My name is Talia. I've been caring for children- anywhere from a few months to thirteen years old- sometimes up to eight kids at a time for over ten years now. I decided to publish this blog because I've seen the worst when it comes to behavior and attitude. And I'd like to help.

Each week I'm going to give a different method for a particular problem. I've been wanting to do this for quite awhile, but was unsure whether or not anyone would use it, or find it helpful until one night. I was reaffirmed while watching Supernanny on television (the woman is a genius, and we happen to employ some of the same methods! I felt quite vindicated.)

Every parent will have a time where they will say to their eldest child (usually the first time Bobby Joe discovers that yes, in fact, their parents are human and yes, in fact they have made mistakes) Well its not as if we had a manual- they dont write one for raising children, you know. While this is the truest statement ever spoken for oh-so-many reasons...I think its about time in this new age of everyone being busier than the pope himself to give the parents some help.

It is hard to be a parent these days. Not only are you having to schlep all of your kids to their various extra curricular activities, but you have your own job and responsibilities to handle, not the least of which is running a household. Trust me- I know all of this. And you're right, there is no manual for raising kids. Not a one.

When reading this, be aware that every child is different (obviously). But there is one thing that in this politically correct world, some parents are afraid to admit (and outsiders are afraid to TELL those parents). A child needs discipline. A child MUST know where the boundaries are. It takes time, especially with older children to establish- or reestablish these boundaries- but its worth it and necessary. A lot of what I'll say will have to do with how to get there and how to avoid common bumps in the road.

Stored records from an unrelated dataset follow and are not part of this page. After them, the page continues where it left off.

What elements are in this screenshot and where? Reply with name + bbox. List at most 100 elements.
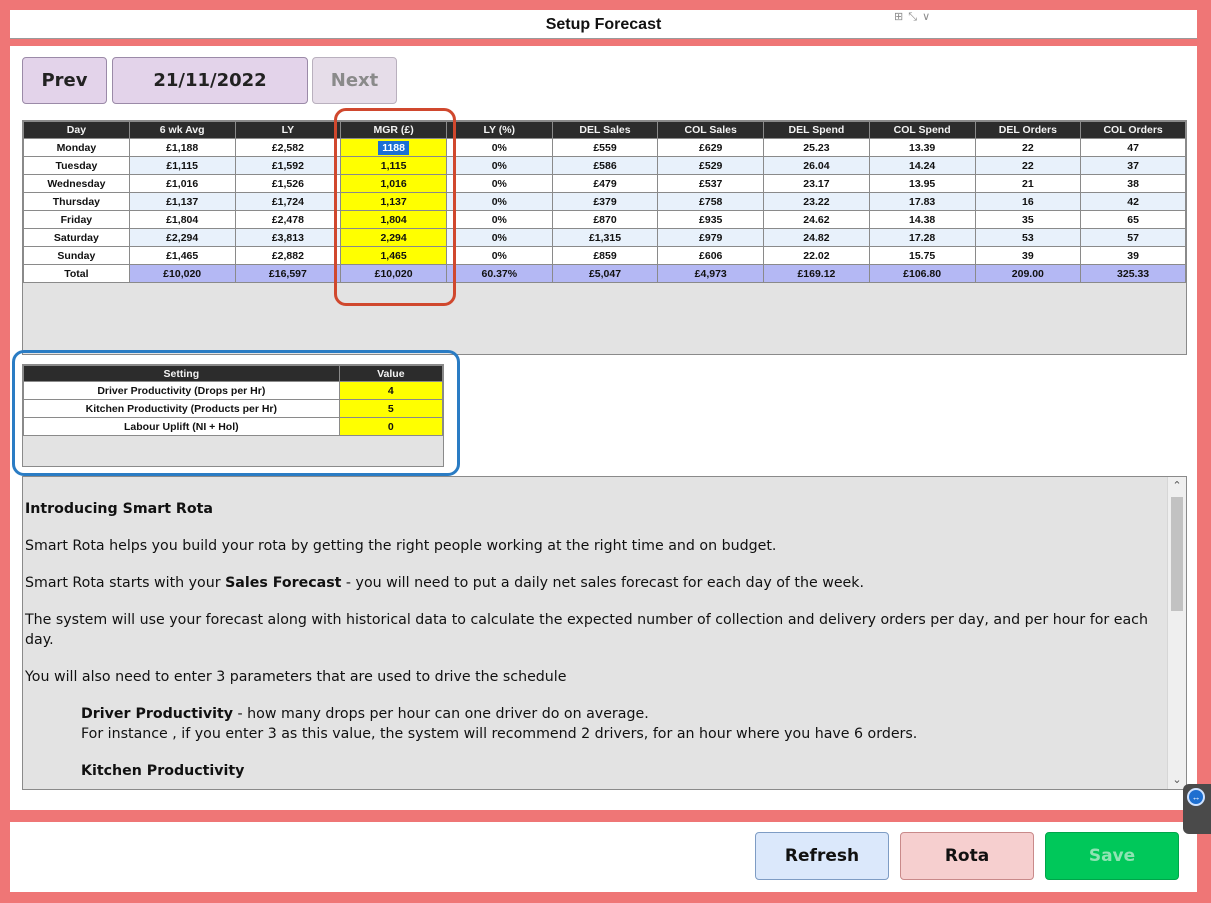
table-cell: £935 [657, 210, 765, 229]
table-cell: 15.75 [868, 246, 976, 265]
table-cell: Sunday [23, 246, 130, 265]
table-cell: 42 [1080, 192, 1186, 211]
info-scrollbar[interactable]: ⌃ ⌄ [1167, 477, 1186, 789]
table-cell: £2,478 [234, 210, 342, 229]
mgr-input-cell[interactable]: 1,016 [340, 174, 447, 193]
table-cell: Saturday [23, 228, 130, 247]
mgr-input-cell[interactable]: 1,137 [340, 192, 447, 211]
settings-panel: Setting Value Driver Productivity (Drops … [22, 364, 444, 467]
table-cell: 0% [445, 156, 553, 175]
table-row: Saturday £2,294 £3,813 2,294 0% £1,315 £979 24.… [23, 228, 1186, 247]
table-cell: 25.23 [763, 138, 870, 157]
table-cell: 23.22 [763, 192, 870, 211]
info-paragraph: Smart Rota starts with your Sales Foreca… [25, 575, 865, 591]
mgr-input-cell[interactable]: 1,465 [340, 246, 447, 265]
column-header: Day [23, 121, 130, 139]
column-header: DEL Sales [551, 121, 659, 139]
mgr-input-cell[interactable]: 1188 [340, 138, 447, 157]
table-cell: 65 [1080, 210, 1186, 229]
mgr-input-cell[interactable]: 1,115 [340, 156, 447, 175]
refresh-button[interactable]: Refresh [755, 832, 889, 880]
table-cell: £2,294 [128, 228, 236, 247]
table-cell: 38 [1080, 174, 1186, 193]
window-controls-icon[interactable]: ⊞ ⤡ ∨ [894, 10, 946, 24]
total-cell: 209.00 [974, 264, 1082, 283]
table-cell: 0% [445, 174, 553, 193]
settings-row: Labour Uplift (NI + Hol) 0 [23, 417, 444, 436]
table-row: Wednesday £1,016 £1,526 1,016 0% £479 £537 23.1… [23, 174, 1186, 193]
table-row: Friday £1,804 £2,478 1,804 0% £870 £935 24.62 14… [23, 210, 1186, 229]
table-row: Tuesday £1,115 £1,592 1,115 0% £586 £529 26.04 1… [23, 156, 1186, 175]
table-cell: 39 [974, 246, 1082, 265]
column-header: COL Spend [868, 121, 976, 139]
table-cell: £1,315 [551, 228, 659, 247]
table-cell: £1,115 [128, 156, 236, 175]
table-cell: £379 [551, 192, 659, 211]
setting-value-input[interactable]: 4 [338, 381, 444, 400]
window-title: Setup Forecast [545, 16, 662, 33]
column-header: 6 wk Avg [128, 121, 236, 139]
forecast-grid-panel: Day 6 wk Avg LY MGR (£) LY (%) DEL Sales COL S… [22, 120, 1187, 355]
table-cell: £529 [657, 156, 765, 175]
table-cell: Monday [23, 138, 130, 157]
table-cell: 39 [1080, 246, 1186, 265]
table-cell: 14.24 [868, 156, 976, 175]
table-cell: £979 [657, 228, 765, 247]
table-cell: 24.82 [763, 228, 870, 247]
driver-productivity-example: For instance , if you enter 3 as this va… [81, 726, 918, 742]
table-cell: £537 [657, 174, 765, 193]
next-button[interactable]: Next [312, 57, 397, 104]
table-cell: 22 [974, 138, 1082, 157]
total-cell: 325.33 [1080, 264, 1186, 283]
total-cell: £10,020 [340, 264, 447, 283]
date-display: 21/11/2022 [112, 57, 308, 104]
scroll-up-icon[interactable]: ⌃ [1168, 477, 1186, 495]
total-cell: £10,020 [128, 264, 236, 283]
total-cell: £169.12 [763, 264, 870, 283]
info-textbox[interactable]: Introducing Smart Rota Smart Rota helps … [22, 476, 1187, 790]
table-cell: 13.39 [868, 138, 976, 157]
settings-row: Kitchen Productivity (Products per Hr) 5 [23, 399, 444, 418]
table-cell: £2,582 [234, 138, 342, 157]
mgr-input-cell[interactable]: 2,294 [340, 228, 447, 247]
sales-forecast-term: Sales Forecast [225, 575, 342, 591]
setting-value-input[interactable]: 5 [338, 399, 444, 418]
total-cell: £16,597 [234, 264, 342, 283]
column-header: LY [234, 121, 342, 139]
mgr-input-cell[interactable]: 1,804 [340, 210, 447, 229]
prev-button[interactable]: Prev [22, 57, 107, 104]
table-cell: 17.83 [868, 192, 976, 211]
table-cell: 13.95 [868, 174, 976, 193]
table-cell: £606 [657, 246, 765, 265]
table-cell: 0% [445, 246, 553, 265]
side-tab[interactable]: ↔ [1183, 784, 1211, 834]
info-paragraph: You will also need to enter 3 parameters… [25, 669, 567, 685]
settings-table: Setting Value Driver Productivity (Drops … [23, 365, 444, 436]
table-cell: £870 [551, 210, 659, 229]
info-paragraph: Smart Rota helps you build your rota by … [25, 538, 777, 554]
table-cell: £1,137 [128, 192, 236, 211]
table-cell: £3,813 [234, 228, 342, 247]
table-cell: £1,592 [234, 156, 342, 175]
table-cell: 16 [974, 192, 1082, 211]
driver-productivity-paragraph: Driver Productivity - how many drops per… [81, 706, 649, 722]
save-button[interactable]: Save [1045, 832, 1179, 880]
title-bar: Setup Forecast ⊞ ⤡ ∨ [10, 10, 1197, 39]
table-cell: £559 [551, 138, 659, 157]
selected-text[interactable]: 1188 [378, 140, 409, 155]
setting-label: Kitchen Productivity (Products per Hr) [23, 399, 340, 418]
column-header: MGR (£) [340, 121, 447, 139]
table-cell: 26.04 [763, 156, 870, 175]
remote-support-icon[interactable]: ↔ [1187, 788, 1205, 806]
table-cell: 47 [1080, 138, 1186, 157]
scroll-thumb[interactable] [1171, 497, 1183, 611]
column-header: DEL Spend [763, 121, 870, 139]
setting-value-input[interactable]: 0 [338, 417, 444, 436]
column-header: LY (%) [445, 121, 553, 139]
table-row: Sunday £1,465 £2,882 1,465 0% £859 £606 22.02 15… [23, 246, 1186, 265]
table-cell: £479 [551, 174, 659, 193]
table-cell: Friday [23, 210, 130, 229]
rota-button[interactable]: Rota [900, 832, 1034, 880]
table-cell: 14.38 [868, 210, 976, 229]
table-cell: 35 [974, 210, 1082, 229]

How do I know squat you might ask? Im 22, unmarried and childless. What right on this lovely earth do I have to give ANY parent advice? Well, to put it quite bluntly, I am the one who has to deal with what is left over. I am the babysitter and the nanny. And let me tell you- it is not fair sometimes. Not one bit. We aren't allowed to yell or scream or anything of that nature, and we certainly have no basis for authority what so ever. So we are forced to get creative. To get into the psyche of the child. If you are terrified of leaving your child with a babysitter not because you do not trust the cute 20 something- (okay, I'm fishing) but more because you are unsure of what horrors may befall him or her- this blog is for you.